A Facebook account of a man with that name included photographs of someone in uniform bearing Saudi special forces insignia, according to Qutaibi Idlbi, a Saudi-born Syrian entrepreneur based in Washington who said he was an acquaintance of Mr Khashoggi

Mr Alarifi is also listed on MenoM3ay as an employee of the crown prince’s office.

He arrived in Istanbul on a commercial flight and went through passport control at 16:12. He stayed at the Wyndham Grand and departed on the private jet HZSK2.

Mustafa Mohammed M Almadani, 57

Photo credit: AFP

He is identified on MenoM3ay as someone who works for Saudi intelligence.

Mr. Almadani arrived on HZSK2 and stayed at the Mövenpick. He went through passport control at Istanbul airport at 00:18 on 3 October before leaving on a commercial flight.

Meshal Saad M Albostani, 31

Photo credit: AFP

The Facebook page of a man with the same name as Mr Albostani listed his position as a lieutenant in the Saudi air force.

On MenoM3ay he is described as a bodyguard in the Royal Guard, according to Mr. Idlbi.

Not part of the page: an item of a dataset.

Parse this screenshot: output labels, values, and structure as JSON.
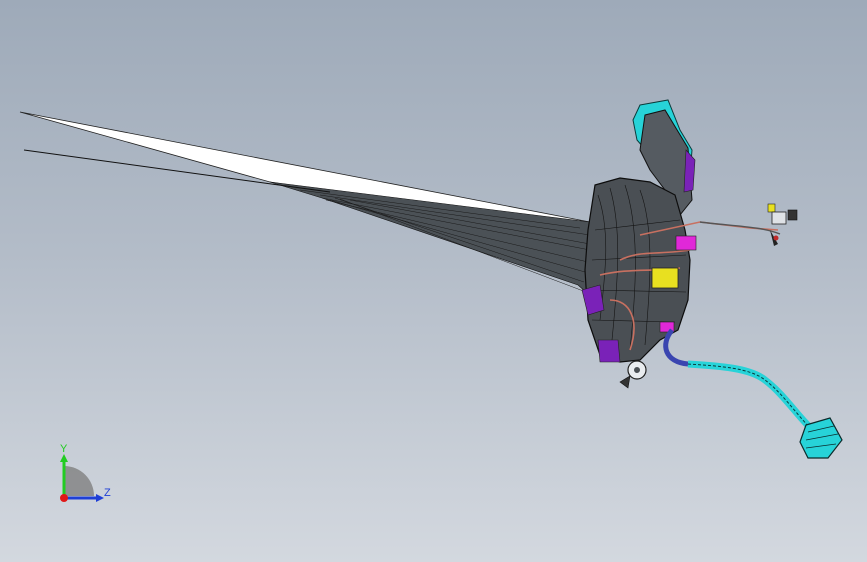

Mr. Albostani went through passport control at Istanbul airport at 01:45 on 2 October and stayed at the Wyndham Grand. He departed on the private jet HZSK2.

On 18 October, the Turkish pro-government newspaper Yeni Safak reported there were claims that Mr Albostani had died in a “suspicious car accident” in Riyadh, but provided no details.

Waleed Abdullah M Alsehri, 38

Photo credit:AFP

A man with that name serving in the Saudi Air Force was promoted to the rank of squadron leader by the crown prince last year, according to local media.

Mr. Alsehri flew in on HZSK2 and stayed at the Mövenpick. He departed on HZSK1.

Mansour Othman M Abahussain, 46

Photo credit:AFP

A man with the same name is identified on MenoM3ay as working for Saudi intelligence, according to Qutaibi Idlbi.

A man by that name was also described as a colonel in the General Directorate of Civil Defence in a 2014 article by a local newspaper.

Mr Abahussein arrived at Istanbul airport on a commercial flight and stayed at the Wyndham Grand. He left on board HZSK2.

Fahad Shabib A Albalawi, 33

Photo credit: AFP

A man with that name is listed on MenoM3ay as a member of the Royal Guard.

Mr Albalawi arrived on one of the private jets and stayed at the Mövenpick. He flew out on HZSK1.

Badr Lafi M Alotaibi, 45

Photo credit: AFP

Someone with that name is listed on MenoM3ay as a major in Saudi intelligence, according to Mr Idlbi.

Mr Alotaibi flew into Istanbul on HZSK2 and stayed at the Mövenpick. He flew out on HZSK1.

Saif Saad Q Alqahtani, 45

Photo credit: AFP

A man with his name is identified on MenoM3ay as working in the service of Crown Prince Mohammed bin Salman, according to the Washington Post. Mr Alqahtani arrived in Istanbul on the private jet HZSK2 and stayed at the Mövenpick. He went through passport control at Istanbul airport at 00:20 on 3 October before leaving on a commercial flight.

Turki Muserref M Alsehri, 36

Photo credit: AFP

He arrived on HZSK2 and stayed at the Mövenpick. He left on HZSK1.